Maíria Cahill, a member of a respected Republican family from Belfast and a former youth activist with Sinn Féin, has recently sought vindication for what she regards as unfair treatment at the hands of the (Provisional) Irish Republican Army – and Sinn Féin – during the late 1990s and early 2000s. She has convincingly argued that her complaints of a series of sexual assaults at the hands of prominent member of the (P)IRA in 1997-98 were subject to an inadequate military investigation followed by an internal cover-up. I have already made clear my own belief in her claims, even when one takes into account the distorted spinning of Ireland’s generally anti-republican newspapers, both nationally and regionally. Yes, there is some confusion in the sequence of events, as well contradictory statements, but the explanations offered by Sinn Féin and Gerry Adams in relation to the matter are so far unconvincing (and the hysterical reaction of some SF supporters is simply counter-productive).

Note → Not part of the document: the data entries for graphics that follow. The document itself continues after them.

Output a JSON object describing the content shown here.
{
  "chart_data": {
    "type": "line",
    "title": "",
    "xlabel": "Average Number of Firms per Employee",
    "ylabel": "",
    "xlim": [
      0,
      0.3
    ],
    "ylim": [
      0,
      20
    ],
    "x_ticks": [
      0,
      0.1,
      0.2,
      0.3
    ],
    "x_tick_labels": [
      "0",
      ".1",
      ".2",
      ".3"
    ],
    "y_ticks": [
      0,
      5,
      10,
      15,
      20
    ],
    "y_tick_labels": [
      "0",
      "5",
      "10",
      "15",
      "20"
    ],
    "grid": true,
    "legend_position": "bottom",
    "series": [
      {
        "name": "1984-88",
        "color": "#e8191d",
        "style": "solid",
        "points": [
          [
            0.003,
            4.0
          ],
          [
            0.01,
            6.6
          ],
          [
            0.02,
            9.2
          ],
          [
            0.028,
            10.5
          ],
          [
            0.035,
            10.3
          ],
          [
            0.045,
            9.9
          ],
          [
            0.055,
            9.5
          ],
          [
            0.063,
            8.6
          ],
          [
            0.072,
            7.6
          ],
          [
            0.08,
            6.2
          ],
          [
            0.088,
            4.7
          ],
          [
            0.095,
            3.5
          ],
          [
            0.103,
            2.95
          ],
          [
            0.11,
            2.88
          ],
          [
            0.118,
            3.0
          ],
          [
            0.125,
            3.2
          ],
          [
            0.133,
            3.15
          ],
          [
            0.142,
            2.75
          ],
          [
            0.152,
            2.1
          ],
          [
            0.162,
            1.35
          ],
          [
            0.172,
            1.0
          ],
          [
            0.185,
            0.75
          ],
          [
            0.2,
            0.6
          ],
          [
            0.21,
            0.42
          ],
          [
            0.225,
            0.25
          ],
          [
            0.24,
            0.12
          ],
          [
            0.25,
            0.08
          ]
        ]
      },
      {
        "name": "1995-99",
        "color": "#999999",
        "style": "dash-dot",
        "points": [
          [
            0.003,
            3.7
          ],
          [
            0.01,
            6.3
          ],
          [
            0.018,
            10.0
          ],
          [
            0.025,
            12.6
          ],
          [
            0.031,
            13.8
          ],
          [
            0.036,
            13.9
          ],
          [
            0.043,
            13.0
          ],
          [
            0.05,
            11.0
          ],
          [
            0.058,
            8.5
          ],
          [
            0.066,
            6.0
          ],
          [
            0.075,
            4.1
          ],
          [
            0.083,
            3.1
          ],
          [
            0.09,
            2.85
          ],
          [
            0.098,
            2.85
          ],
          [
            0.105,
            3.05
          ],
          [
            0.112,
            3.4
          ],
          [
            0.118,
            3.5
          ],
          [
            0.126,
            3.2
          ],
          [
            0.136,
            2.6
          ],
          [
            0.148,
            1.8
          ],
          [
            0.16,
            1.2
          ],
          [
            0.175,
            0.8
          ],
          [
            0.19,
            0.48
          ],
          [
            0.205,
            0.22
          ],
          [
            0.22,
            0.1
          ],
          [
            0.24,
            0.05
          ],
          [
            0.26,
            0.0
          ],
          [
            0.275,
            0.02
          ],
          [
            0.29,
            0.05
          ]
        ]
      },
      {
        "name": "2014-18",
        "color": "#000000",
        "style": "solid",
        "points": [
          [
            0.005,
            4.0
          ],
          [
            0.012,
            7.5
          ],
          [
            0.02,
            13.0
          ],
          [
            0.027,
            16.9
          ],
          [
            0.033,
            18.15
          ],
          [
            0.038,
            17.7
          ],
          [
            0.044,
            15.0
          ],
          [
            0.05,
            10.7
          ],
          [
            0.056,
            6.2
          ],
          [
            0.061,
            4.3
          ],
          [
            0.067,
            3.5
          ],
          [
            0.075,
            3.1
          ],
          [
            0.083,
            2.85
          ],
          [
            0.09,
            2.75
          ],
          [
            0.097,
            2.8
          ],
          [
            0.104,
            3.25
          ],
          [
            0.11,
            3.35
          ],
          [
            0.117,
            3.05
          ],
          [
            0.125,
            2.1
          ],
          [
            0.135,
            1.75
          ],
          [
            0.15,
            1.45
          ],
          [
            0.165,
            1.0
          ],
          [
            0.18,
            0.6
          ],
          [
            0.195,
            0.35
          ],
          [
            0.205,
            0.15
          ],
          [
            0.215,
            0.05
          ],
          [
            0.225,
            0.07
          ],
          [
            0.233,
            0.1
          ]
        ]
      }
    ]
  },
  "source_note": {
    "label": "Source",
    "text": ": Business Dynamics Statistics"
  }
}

As the leader of arguably the largest political party on our island nation we need a fuller – and more reasoned – answer to the allegations made in recent days than has so far been issued.
However the images throughout the print and electronic media of Maíria Cahill standing outside the Oireachtas with Fianna Fáil leader Michaél Martin leaves one more than a little uneasy. FF, along with its establishment colleagues in Fine Gael and Labour, ignored the systemic abuse and maltreatment of thousands of Irish citizens in institutions funded or authorised by the state for much of the 20th century. Men, women and children; the young, the old, the ill and the disabled: all were abandoned to fates that still make headlines as each new historical revelation shocks the country. Those parties have yet to make adequate explanation or apology for their decades-old dereliction of duty (or connivance in criminal activities). Moreover unease turns to cynicism when one remembers Michaél Martin’s avowed aim of using any and all opportunities to attack Sinn Féin now that the latter threatens the fanciful restoration of Fianna Fáil’s electoral hegemony at the ballot box. The lameduck FF leader has spent more time criticising SF north and south on a range of issues than he has fighting for the rights and equalities of Irish citizens living in the north-east of our nation.
While significant elements of this country’s political and media establishments, the Irish continuity state, exploit this latest scandal within the (Provisional) Republican movement it is worth noting that those very same elements would otherwise deny that Maíria Cahill, or the community she comes from, are Irish people or citizens of this Republic at all. Some of the journalists and writers most prominent online in championing her cause are the very same ones who in recent months and years would have refused to recognise Ms. Cahill as Irish. Instead they would have described her as “British”. And when the outrage has died, and the story has faded from public consciousness, no doubt they will go back to doing so again.
My enemy’s enemy is not always my friend.